1,200 mt of radishes, tomatoes and salad sprouting under the Den Haag sky, 50 tons of vegetables each year grown on a roof, while on the underlying floor, a fish farm hosts a darting swarm of tilapias. The cycle can be summed up in a few words: the plants are grown in water rather than in the soil, which enables them to absorb the nitrates derived from the fish’ excrements and therefore contribute to the purification of the fish farm’s water tanks.
The produce is sold on the floors below, where people can also attend a variety of courses and learn about food education. Den Haag council in 2013 launched an invitation to tender for the exploitation and valorisation of the building designed by modernist architect Dirk Roosenburg. UrbanFarmer UV won the bid with a project focused on urban agriculture, aimed at supplying food not only to families, but also to restaurants and retail shops. And just like that, the place where once televisions and telephones were built, is now producing salad.

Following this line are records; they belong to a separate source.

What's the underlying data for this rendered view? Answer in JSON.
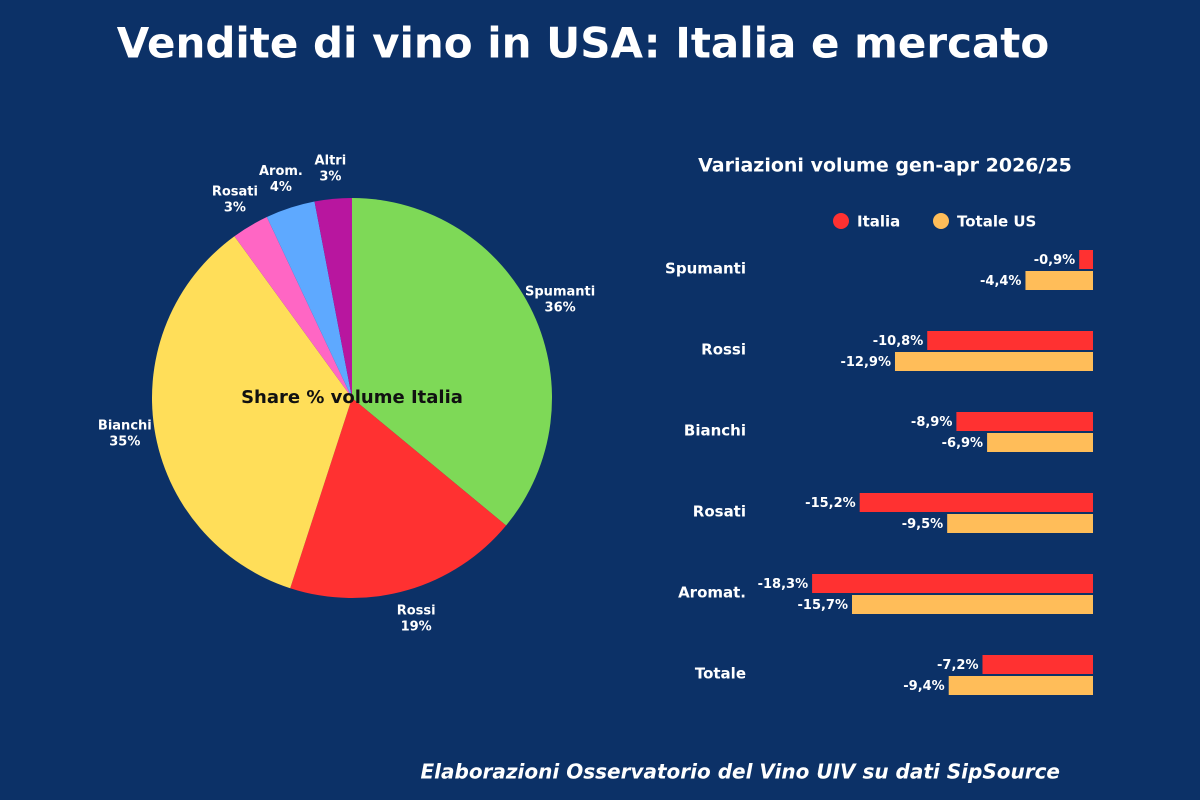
{
  "title": "Vendite di vino in USA: Italia e mercato",
  "source": "Elaborazioni Osservatorio del Vino UIV su dati SipSource",
  "chart_data": [
    {
      "type": "pie",
      "title": "Share % volume Italia",
      "categories": [
        "Spumanti",
        "Rossi",
        "Bianchi",
        "Rosati",
        "Arom.",
        "Altri"
      ],
      "values": [
        36,
        19,
        35,
        3,
        4,
        3
      ],
      "value_labels": [
        "36%",
        "19%",
        "35%",
        "3%",
        "4%",
        "3%"
      ],
      "colors": [
        "#7ed957",
        "#ff3131",
        "#ffde59",
        "#ff66c4",
        "#5ea9ff",
        "#b8169f"
      ]
    },
    {
      "type": "hbar",
      "title": "Variazioni volume gen-apr 2026/25",
      "categories": [
        "Spumanti",
        "Rossi",
        "Bianchi",
        "Rosati",
        "Aromat.",
        "Totale"
      ],
      "legend": "top",
      "xlim": [
        -20,
        0
      ],
      "series": [
        {
          "name": "Italia",
          "color": "#ff3131",
          "values": [
            -0.9,
            -10.8,
            -8.9,
            -15.2,
            -18.3,
            -7.2
          ],
          "value_labels": [
            "-0,9%",
            "-10,8%",
            "-8,9%",
            "-15,2%",
            "-18,3%",
            "-7,2%"
          ]
        },
        {
          "name": "Totale US",
          "color": "#ffbd59",
          "values": [
            -4.4,
            -12.9,
            -6.9,
            -9.5,
            -15.7,
            -9.4
          ],
          "value_labels": [
            "-4,4%",
            "-12,9%",
            "-6,9%",
            "-9,5%",
            "-15,7%",
            "-9,4%"
          ]
        }
      ]
    }
  ]
}
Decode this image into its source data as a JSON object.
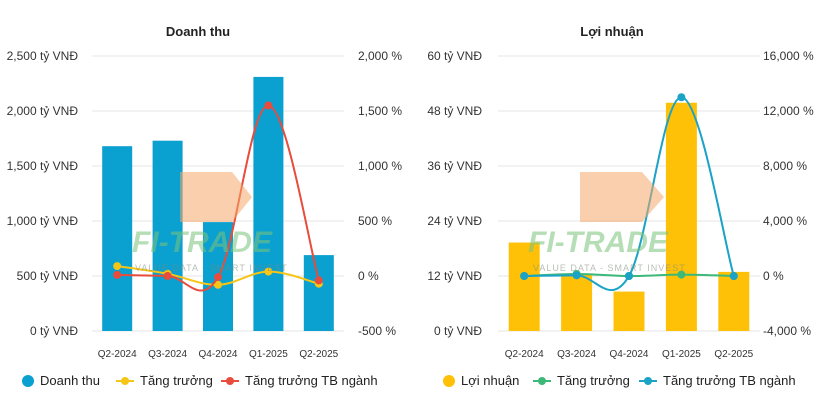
{
  "chart_data": [
    {
      "type": "bar",
      "title": "Doanh thu",
      "categories": [
        "Q2-2024",
        "Q3-2024",
        "Q4-2024",
        "Q1-2025",
        "Q2-2025"
      ],
      "ylim": [
        0,
        2500
      ],
      "yticks": [
        "0 tỷ VNĐ",
        "500 tỷ VNĐ",
        "1,000 tỷ VNĐ",
        "1,500 tỷ VNĐ",
        "2,000 tỷ VNĐ",
        "2,500 tỷ VNĐ"
      ],
      "y2lim": [
        -500,
        2000
      ],
      "y2ticks": [
        "-500 %",
        "0 %",
        "500 %",
        "1,000 %",
        "1,500 %",
        "2,000 %"
      ],
      "series": [
        {
          "name": "Doanh thu",
          "kind": "bar",
          "axis": "left",
          "color": "#0aa0cf",
          "values": [
            1680,
            1730,
            990,
            2310,
            690
          ]
        },
        {
          "name": "Tăng trưởng",
          "kind": "line",
          "axis": "right",
          "color": "#f5c518",
          "values": [
            90,
            20,
            -80,
            40,
            -70
          ]
        },
        {
          "name": "Tăng trưởng TB ngành",
          "kind": "line",
          "axis": "right",
          "color": "#e74c3c",
          "values": [
            10,
            0,
            -10,
            1550,
            -40
          ]
        }
      ],
      "grid": true,
      "legend_position": "bottom"
    },
    {
      "type": "bar",
      "title": "Lợi nhuận",
      "categories": [
        "Q2-2024",
        "Q3-2024",
        "Q4-2024",
        "Q1-2025",
        "Q2-2025"
      ],
      "ylim": [
        0,
        60
      ],
      "yticks": [
        "0 tỷ VNĐ",
        "12 tỷ VNĐ",
        "24 tỷ VNĐ",
        "36 tỷ VNĐ",
        "48 tỷ VNĐ",
        "60 tỷ VNĐ"
      ],
      "y2lim": [
        -4000,
        16000
      ],
      "y2ticks": [
        "-4,000 %",
        "0 %",
        "4,000 %",
        "8,000 %",
        "12,000 %",
        "16,000 %"
      ],
      "series": [
        {
          "name": "Lợi nhuận",
          "kind": "bar",
          "axis": "left",
          "color": "#ffc107",
          "values": [
            19.3,
            12.3,
            8.6,
            49.8,
            12.9
          ]
        },
        {
          "name": "Tăng trưởng",
          "kind": "line",
          "axis": "right",
          "color": "#3cb878",
          "values": [
            0,
            150,
            0,
            100,
            0
          ]
        },
        {
          "name": "Tăng trưởng TB ngành",
          "kind": "line",
          "axis": "right",
          "color": "#1ba3c6",
          "values": [
            0,
            50,
            0,
            13000,
            0
          ]
        }
      ],
      "grid": true,
      "legend_position": "bottom"
    }
  ],
  "watermark": {
    "brand": "FI-TRADE",
    "tagline": "VALUE DATA - SMART INVEST"
  }
}
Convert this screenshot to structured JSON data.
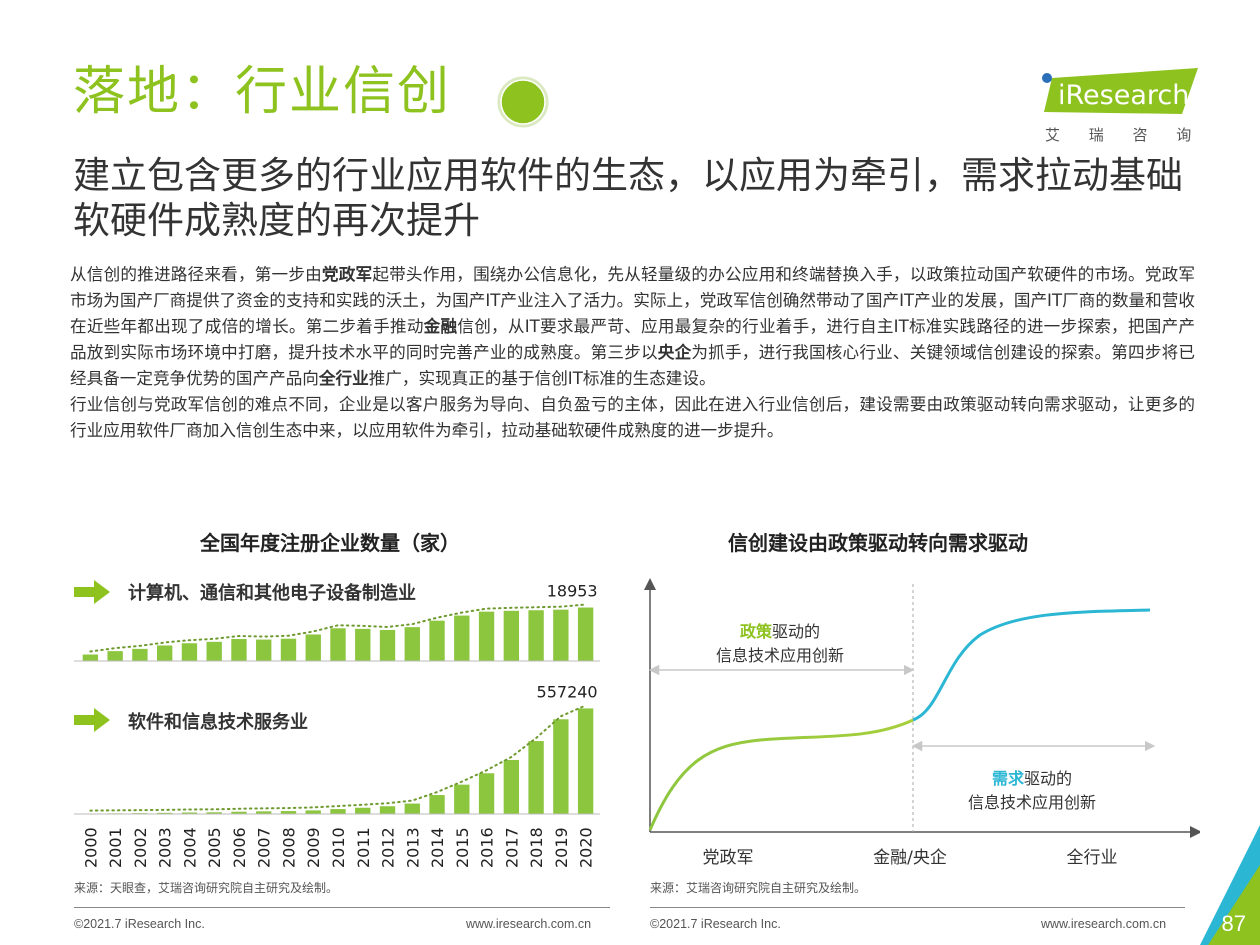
{
  "header": {
    "title": "落地：行业信创",
    "subtitle": "建立包含更多的行业应用软件的生态，以应用为牵引，需求拉动基础软硬件成熟度的再次提升"
  },
  "logo": {
    "brand": "iResearch",
    "tagline": "艾 瑞 咨 询"
  },
  "body": {
    "p1_a": "从信创的推进路径来看，第一步由",
    "p1_b1": "党政军",
    "p1_c": "起带头作用，围绕办公信息化，先从轻量级的办公应用和终端替换入手，以政策拉动国产软硬件的市场。党政军市场为国产厂商提供了资金的支持和实践的沃土，为国产IT产业注入了活力。实际上，党政军信创确然带动了国产IT产业的发展，国产IT厂商的数量和营收在近些年都出现了成倍的增长。第二步着手推动",
    "p1_b2": "金融",
    "p1_d": "信创，从IT要求最严苛、应用最复杂的行业着手，进行自主IT标准实践路径的进一步探索，把国产产品放到实际市场环境中打磨，提升技术水平的同时完善产业的成熟度。第三步以",
    "p1_b3": "央企",
    "p1_e": "为抓手，进行我国核心行业、关键领域信创建设的探索。第四步将已经具备一定竞争优势的国产产品向",
    "p1_b4": "全行业",
    "p1_f": "推广，实现真正的基于信创IT标准的生态建设。",
    "p2": "行业信创与党政军信创的难点不同，企业是以客户服务为导向、自负盈亏的主体，因此在进入行业信创后，建设需要由政策驱动转向需求驱动，让更多的行业应用软件厂商加入信创生态中来，以应用软件为牵引，拉动基础软硬件成熟度的进一步提升。"
  },
  "colors": {
    "green": "#8dc21f",
    "bar": "#8cc63f",
    "cyan": "#2bb6d4",
    "trend": "#6e9a2e"
  },
  "chart_data": [
    {
      "type": "bar",
      "title": "全国年度注册企业数量（家）",
      "categories": [
        "2000",
        "2001",
        "2002",
        "2003",
        "2004",
        "2005",
        "2006",
        "2007",
        "2008",
        "2009",
        "2010",
        "2011",
        "2012",
        "2013",
        "2014",
        "2015",
        "2016",
        "2017",
        "2018",
        "2019",
        "2020"
      ],
      "series": [
        {
          "name": "计算机、通信和其他电子设备制造业",
          "values": [
            2300,
            3500,
            4300,
            5500,
            6300,
            6800,
            7800,
            7600,
            7900,
            9400,
            11600,
            11400,
            11000,
            12000,
            14300,
            16100,
            17500,
            17800,
            18000,
            18200,
            18953
          ],
          "end_label": "18953",
          "ylim": [
            0,
            19500
          ]
        },
        {
          "name": "软件和信息技术服务业",
          "values": [
            2000,
            3500,
            4500,
            6000,
            8000,
            9000,
            12000,
            14000,
            15500,
            19000,
            26000,
            33000,
            41000,
            55000,
            100000,
            155000,
            215000,
            285000,
            385000,
            500000,
            557240
          ],
          "end_label": "557240",
          "ylim": [
            0,
            570000
          ]
        }
      ],
      "trendline": "dotted"
    },
    {
      "type": "line",
      "title": "信创建设由政策驱动转向需求驱动",
      "categories": [
        "党政军",
        "金融/央企",
        "全行业"
      ],
      "phases": [
        {
          "highlight": "政策",
          "rest": "驱动的",
          "line2": "信息技术应用创新"
        },
        {
          "highlight": "需求",
          "rest": "驱动的",
          "line2": "信息技术应用创新"
        }
      ],
      "axis": "no numeric scale"
    }
  ],
  "sources": {
    "left": "来源：天眼查，艾瑞咨询研究院自主研究及绘制。",
    "right": "来源：艾瑞咨询研究院自主研究及绘制。"
  },
  "footer": {
    "copyright": "©2021.7 iResearch Inc.",
    "website": "www.iresearch.com.cn",
    "page_number": "87"
  }
}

In Holland almost the 18% of all commercial buildings are either empty and waiting to be rented out or abandoned. The European average is around the 10%, however, according to the Guardian newspaper, the estimates regarding vacant premises for office use are on the rise. These are mostly buildings located near city centres that once hosted glitzy executive offices or vibrant factories. Today they are enjoying a newfound purpose with the establishment of roof vegetable gardens. Urban farming, partly thanks to the fading of a certain kind of industry, in many developed countries is reconciling what has always been ancestrally considered almost an oxymoron: growing fruit and veg in an urban environment.
City farms are today thriving in London, Berlin and New York. In Seattle they have turned a green area into a large vegetable garden for all residents to enjoy. In the Big Smoke, enormous containers have been turned into semi-movable farms, in Tokyo the Pasona Group is growing fruit and veg within company premises, including meeting rooms and offices, and the produce is eventually used to prepare lunches in the company canteen. It promotes a feeling of belonging, they say.
Undoubtedly if in Europe urban farming is also part of a growing commercial trend that uses to good advantage the increasing demand for healthier, more sustainable food, in countries such as Qatar and Yemen or metropolis such as Singapore and Hong Kong, where the 90% of the food consumed is actually imported from abroad, urban vegetable gardens could be the most effective solution to the supply problems many are experiencing worldwide.